The formula to calculate mass flow rate (ṁ) is:
ṁ = ρ * A * v
Substituting the given values:
ρ = 1.0 g/cm^3
A = 2.0 cm^2
v = 33 cm/s
ṁ = 1.0 g/cm^3 * 2.0 cm^2 * 33 cm/s
To simplify the units, we need to convert the cm^3 units to liters (since 1 liter = 1000 cm^3).
ṁ = 1.0 g/cm^3 * 2.0 cm^2 * 33 cm/s * (1 L/1000 cm^3)

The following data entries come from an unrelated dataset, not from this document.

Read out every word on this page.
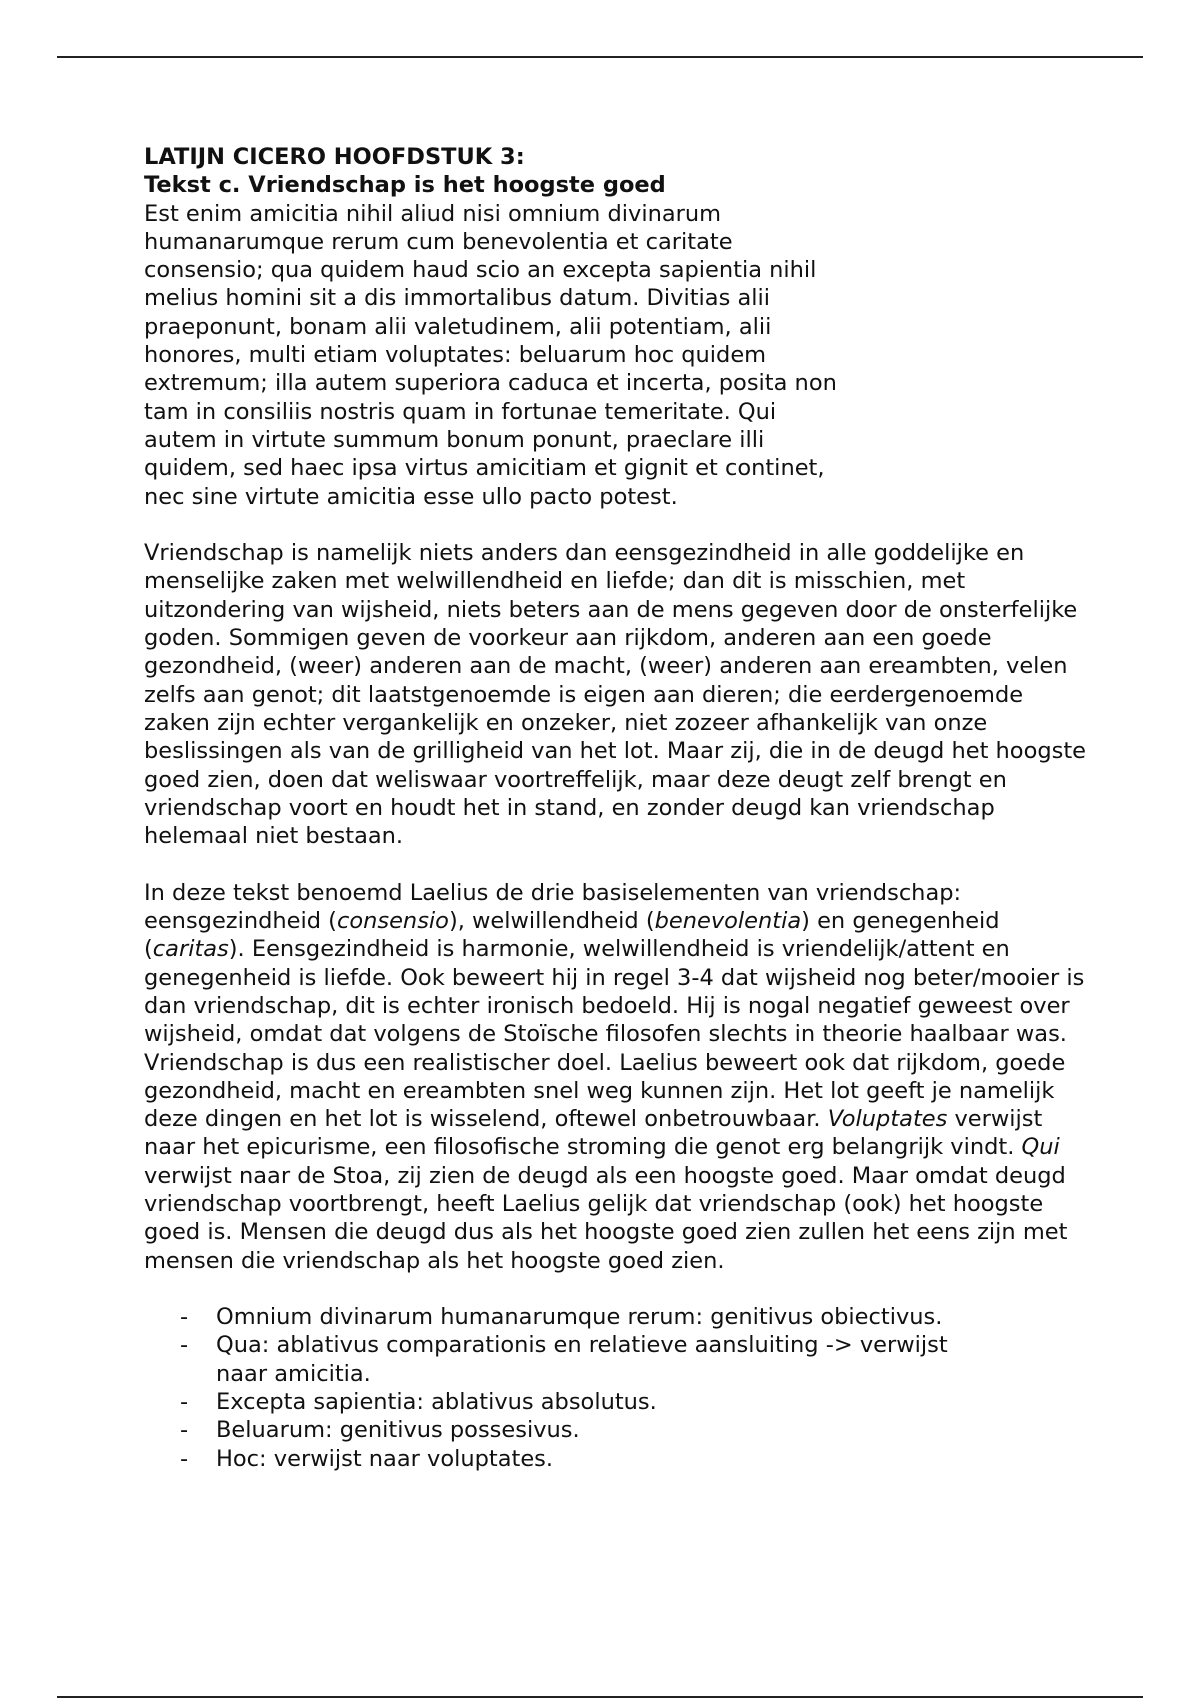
LATIJN CICERO HOOFDSTUK 3:

Tekst c. Vriendschap is het hoogste goed

Est enim amicitia nihil aliud nisi omnium divinarum humanarumque rerum cum benevolentia et caritate consensio; qua quidem haud scio an excepta sapientia nihil melius homini sit a dis immortalibus datum. Divitias alii praeponunt, bonam alii valetudinem, alii potentiam, alii honores, multi etiam voluptates: beluarum hoc quidem extremum; illa autem superiora caduca et incerta, posita non tam in consiliis nostris quam in fortunae temeritate. Qui autem in virtute summum bonum ponunt, praeclare illi quidem, sed haec ipsa virtus amicitiam et gignit et continet, nec sine virtute amicitia esse ullo pacto potest.

Vriendschap is namelijk niets anders dan eensgezindheid in alle goddelijke en menselijke zaken met welwillendheid en liefde; dan dit is misschien, met uitzondering van wijsheid, niets beters aan de mens gegeven door de onsterfelijke goden. Sommigen geven de voorkeur aan rijkdom, anderen aan een goede gezondheid, (weer) anderen aan de macht, (weer) anderen aan ereambten, velen zelfs aan genot; dit laatstgenoemde is eigen aan dieren; die eerdergenoemde zaken zijn echter vergankelijk en onzeker, niet zozeer afhankelijk van onze beslissingen als van de grilligheid van het lot. Maar zij, die in de deugd het hoogste goed zien, doen dat weliswaar voortreffelijk, maar deze deugt zelf brengt en vriendschap voort en houdt het in stand, en zonder deugd kan vriendschap helemaal niet bestaan.

In deze tekst benoemd Laelius de drie basiselementen van vriendschap: eensgezindheid (consensio), welwillendheid (benevolentia) en genegenheid (caritas). Eensgezindheid is harmonie, welwillendheid is vriendelijk/attent en genegenheid is liefde. Ook beweert hij in regel 3-4 dat wijsheid nog beter/mooier is dan vriendschap, dit is echter ironisch bedoeld. Hij is nogal negatief geweest over wijsheid, omdat dat volgens de Stoïsche filosofen slechts in theorie haalbaar was. Vriendschap is dus een realistischer doel. Laelius beweert ook dat rijkdom, goede gezondheid, macht en ereambten snel weg kunnen zijn. Het lot geeft je namelijk deze dingen en het lot is wisselend, oftewel onbetrouwbaar. Voluptates verwijst naar het epicurisme, een filosofische stroming die genot erg belangrijk vindt. Qui verwijst naar de Stoa, zij zien de deugd als een hoogste goed. Maar omdat deugd vriendschap voortbrengt, heeft Laelius gelijk dat vriendschap (ook) het hoogste goed is. Mensen die deugd dus als het hoogste goed zien zullen het eens zijn met mensen die vriendschap als het hoogste goed zien.

- Omnium divinarum humanarumque rerum: genitivus obiectivus.
- Qua: ablativus comparationis en relatieve aansluiting -> verwijst naar amicitia.
- Excepta sapientia: ablativus absolutus.
- Beluarum: genitivus possesivus.
- Hoc: verwijst naar voluptates.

Now, we can calculate the mass flow rate:
ṁ = 1.0 g/cm^3 * 2.0 cm^2 * 33 cm/s * (1 L/1000 cm^3)
ṁ = 0.066 g/s
Therefore, the mass flow rate of blood in the aorta is 0.066 g/s.
(b) To calculate the flow speed in the capillaries, we need to use the principle of continuity. The principle of continuity states that the total flow rate remains constant when the fluid flows through different cross-sectional areas. In this case, the total flow rate in the aorta is equal to the total flow rate in the capillaries.
The formula to calculate the flow speed in the capillaries (v_capillaries) is:
v_capillaries = (A_aorta * v_aorta) / A_capillaries
Substituting the given values:
A_aorta = 2.0 cm^2 (cross-sectional area of the aorta)
v_aorta = 33 cm/s (flow speed in the aorta)
A_capillaries = 3.0 * 10^3 cm^2 (combined cross-sectional area of the capillaries)
v_capillaries = (2.0 cm^2 * 33 cm/s) / (3.0 * 10^3 cm^2)
Now, we can calculate the flow speed in the capillaries:
v_capillaries = (2.0 cm^2 * 33 cm/s) / (3.0 * 10^3 cm^2)
v_capillaries ≈ 0.022 cm/s
Therefore, the flow speed in the capillaries is approximately 0.022 cm/s.